What frustrates you about the wine trade?

“The archaic protectionist rules and regulations concocted in the misguided belief that consumers want them, understand them, or value them. Consumers want brands. Well managed brands will have much tougher rules and regulations, driven by consumers, not protectionist landowners. “The quantity of intermediaries between the wine and the consumer in the current traditional route to market model is staggering. Sadly the quality can be poor. Wine attracts a lot of people who have nothing to add, just opinion not fact, swagger, not style and rudeness, not charm. There is no substitute for ensuring that every wine must have its own story to tell and it must tell the story to the customer and consumer far better. Otherwise, it’s just another wine on a list. There are literally thousands of them. “The enormous number of people and organisations between the producer and the consumer add huge cost, but rarely huge value. All will claim to be ‘passionate about wine’. Yet passion isn’t a word you should ever say of yourself. Earn it. Prove it. Live it. Excite others. Get others to say it of you. And always retain your integrity, humility, dignity and manners.”

If there is one thing you would like to do to improve things, what would that be? “If forced: Duty should be paid where and when the cash is collected. Secondly, please can we stop selling poor wine in pubs. Ranges are tight and poor because it ‘needs to be (cheap) £4-5 for a large glass’ or ‘because the consumer reads across to supermarket prices and might find the margins being made unacceptable’. They know that they can get two bottles of Peroni in Tesco for <£2. They don’t ask why its £6 a pint in the pub. They can buy 32 measures of Gordon’s gin for £15 in Tesco. They don’t ask why it’s £4 a measure.
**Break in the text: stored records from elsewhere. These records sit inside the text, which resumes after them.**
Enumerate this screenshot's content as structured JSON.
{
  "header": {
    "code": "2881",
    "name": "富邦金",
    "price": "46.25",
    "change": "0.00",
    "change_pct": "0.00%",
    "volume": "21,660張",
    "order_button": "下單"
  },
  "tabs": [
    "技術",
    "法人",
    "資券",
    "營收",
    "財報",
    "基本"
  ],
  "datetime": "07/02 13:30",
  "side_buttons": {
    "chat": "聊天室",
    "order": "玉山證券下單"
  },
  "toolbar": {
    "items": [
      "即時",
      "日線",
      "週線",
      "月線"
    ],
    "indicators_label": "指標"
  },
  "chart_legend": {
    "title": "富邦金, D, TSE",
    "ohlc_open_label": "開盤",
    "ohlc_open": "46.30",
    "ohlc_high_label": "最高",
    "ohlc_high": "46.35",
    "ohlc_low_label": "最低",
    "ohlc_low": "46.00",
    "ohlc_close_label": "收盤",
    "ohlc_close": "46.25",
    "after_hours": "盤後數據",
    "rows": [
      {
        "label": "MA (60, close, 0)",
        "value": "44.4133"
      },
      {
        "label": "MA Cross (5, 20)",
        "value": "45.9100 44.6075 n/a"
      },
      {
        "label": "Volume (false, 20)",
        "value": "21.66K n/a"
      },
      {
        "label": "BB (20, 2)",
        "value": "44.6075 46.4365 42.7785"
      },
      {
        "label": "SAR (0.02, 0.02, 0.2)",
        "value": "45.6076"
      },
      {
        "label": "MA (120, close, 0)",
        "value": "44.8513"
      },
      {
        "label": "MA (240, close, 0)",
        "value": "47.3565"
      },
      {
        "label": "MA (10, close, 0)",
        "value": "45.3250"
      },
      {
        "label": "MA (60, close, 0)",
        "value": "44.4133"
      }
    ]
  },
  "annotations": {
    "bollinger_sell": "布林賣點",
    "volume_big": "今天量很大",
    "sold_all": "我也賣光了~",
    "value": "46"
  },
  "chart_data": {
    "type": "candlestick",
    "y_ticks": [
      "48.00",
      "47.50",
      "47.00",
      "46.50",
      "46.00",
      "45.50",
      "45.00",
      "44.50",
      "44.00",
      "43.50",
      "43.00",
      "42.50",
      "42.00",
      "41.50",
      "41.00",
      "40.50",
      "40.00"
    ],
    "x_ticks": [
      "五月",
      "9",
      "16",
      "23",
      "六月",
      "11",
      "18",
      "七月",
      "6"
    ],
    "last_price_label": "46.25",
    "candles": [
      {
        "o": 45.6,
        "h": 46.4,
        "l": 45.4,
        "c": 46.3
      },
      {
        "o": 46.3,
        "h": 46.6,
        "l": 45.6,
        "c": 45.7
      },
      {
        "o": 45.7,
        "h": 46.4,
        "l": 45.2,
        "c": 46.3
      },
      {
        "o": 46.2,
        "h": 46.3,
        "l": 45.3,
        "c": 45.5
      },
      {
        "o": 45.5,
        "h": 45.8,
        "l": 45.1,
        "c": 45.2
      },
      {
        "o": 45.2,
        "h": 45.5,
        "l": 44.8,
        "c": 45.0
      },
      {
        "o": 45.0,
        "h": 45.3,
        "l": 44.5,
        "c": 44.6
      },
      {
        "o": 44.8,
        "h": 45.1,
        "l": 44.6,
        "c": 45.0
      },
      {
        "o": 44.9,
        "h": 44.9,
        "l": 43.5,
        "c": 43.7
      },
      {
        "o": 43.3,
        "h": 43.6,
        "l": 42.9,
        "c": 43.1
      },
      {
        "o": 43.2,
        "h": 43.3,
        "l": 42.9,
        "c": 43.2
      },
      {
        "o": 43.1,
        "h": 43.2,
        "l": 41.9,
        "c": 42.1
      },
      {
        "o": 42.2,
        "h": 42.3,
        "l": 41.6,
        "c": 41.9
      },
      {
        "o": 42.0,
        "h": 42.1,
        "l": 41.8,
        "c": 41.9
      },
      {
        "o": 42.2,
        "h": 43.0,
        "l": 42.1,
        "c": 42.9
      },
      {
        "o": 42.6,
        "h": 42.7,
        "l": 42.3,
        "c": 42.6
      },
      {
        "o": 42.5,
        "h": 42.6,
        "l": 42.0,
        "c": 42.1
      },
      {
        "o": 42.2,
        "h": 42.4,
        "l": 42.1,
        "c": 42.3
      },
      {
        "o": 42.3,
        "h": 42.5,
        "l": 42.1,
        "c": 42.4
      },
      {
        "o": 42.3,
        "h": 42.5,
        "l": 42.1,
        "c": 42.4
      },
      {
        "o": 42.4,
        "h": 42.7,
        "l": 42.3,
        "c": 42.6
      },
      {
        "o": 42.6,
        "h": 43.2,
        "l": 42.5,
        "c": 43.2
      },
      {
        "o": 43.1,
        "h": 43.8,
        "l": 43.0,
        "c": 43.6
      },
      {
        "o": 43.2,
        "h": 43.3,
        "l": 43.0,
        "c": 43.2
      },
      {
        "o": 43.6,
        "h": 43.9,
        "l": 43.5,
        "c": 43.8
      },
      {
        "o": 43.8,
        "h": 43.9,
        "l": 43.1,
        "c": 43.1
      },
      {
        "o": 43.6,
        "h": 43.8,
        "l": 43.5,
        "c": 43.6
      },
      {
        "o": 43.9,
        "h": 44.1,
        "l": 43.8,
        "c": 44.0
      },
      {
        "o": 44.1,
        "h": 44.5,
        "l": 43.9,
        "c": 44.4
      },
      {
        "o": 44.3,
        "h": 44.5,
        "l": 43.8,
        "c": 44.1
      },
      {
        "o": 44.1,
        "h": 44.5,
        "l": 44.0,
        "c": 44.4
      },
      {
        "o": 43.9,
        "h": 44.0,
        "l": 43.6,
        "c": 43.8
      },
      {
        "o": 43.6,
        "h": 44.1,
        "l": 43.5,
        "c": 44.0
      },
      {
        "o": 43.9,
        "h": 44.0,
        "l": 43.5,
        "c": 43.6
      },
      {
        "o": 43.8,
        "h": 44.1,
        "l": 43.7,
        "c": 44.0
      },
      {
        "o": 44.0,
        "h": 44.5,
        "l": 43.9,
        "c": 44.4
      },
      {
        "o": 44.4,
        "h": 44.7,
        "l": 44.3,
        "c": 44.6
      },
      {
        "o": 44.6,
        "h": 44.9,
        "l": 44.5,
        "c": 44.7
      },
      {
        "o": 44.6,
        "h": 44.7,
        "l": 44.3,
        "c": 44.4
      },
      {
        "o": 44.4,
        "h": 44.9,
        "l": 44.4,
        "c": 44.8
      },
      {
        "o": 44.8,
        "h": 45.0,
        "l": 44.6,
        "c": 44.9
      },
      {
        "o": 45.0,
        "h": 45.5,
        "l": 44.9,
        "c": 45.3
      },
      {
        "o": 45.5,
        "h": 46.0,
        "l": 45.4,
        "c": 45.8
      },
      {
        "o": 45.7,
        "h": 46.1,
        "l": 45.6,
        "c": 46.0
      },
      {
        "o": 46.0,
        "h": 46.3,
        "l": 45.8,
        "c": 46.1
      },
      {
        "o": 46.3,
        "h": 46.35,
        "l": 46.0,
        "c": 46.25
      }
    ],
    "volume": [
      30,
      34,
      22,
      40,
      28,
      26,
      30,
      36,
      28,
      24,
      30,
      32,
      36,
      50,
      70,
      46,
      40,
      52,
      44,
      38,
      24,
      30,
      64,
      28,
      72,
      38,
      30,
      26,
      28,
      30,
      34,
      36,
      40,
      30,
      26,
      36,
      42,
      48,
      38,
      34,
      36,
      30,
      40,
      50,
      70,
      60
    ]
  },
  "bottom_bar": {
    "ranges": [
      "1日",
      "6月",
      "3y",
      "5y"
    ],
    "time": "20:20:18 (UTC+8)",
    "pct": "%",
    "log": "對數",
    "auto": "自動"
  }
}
Why are we obsessed with serving bad wine just to reach an unsustainable price point or to be hitting % rather than cash margins? The on-trade only reject wine brands because of the ‘read across’. I still find that very illogical even now!” This subject borders on a Thompson rant, particularly about the on-trade’s aversion to stocking wine brands. They are happy to embrace and consume when it comes to beer and spirit. “Do they seriously think producers such as Treasury and Gallo do not supply pubs and restaurants? << They just create a specific brand, label but the liquid is the same.”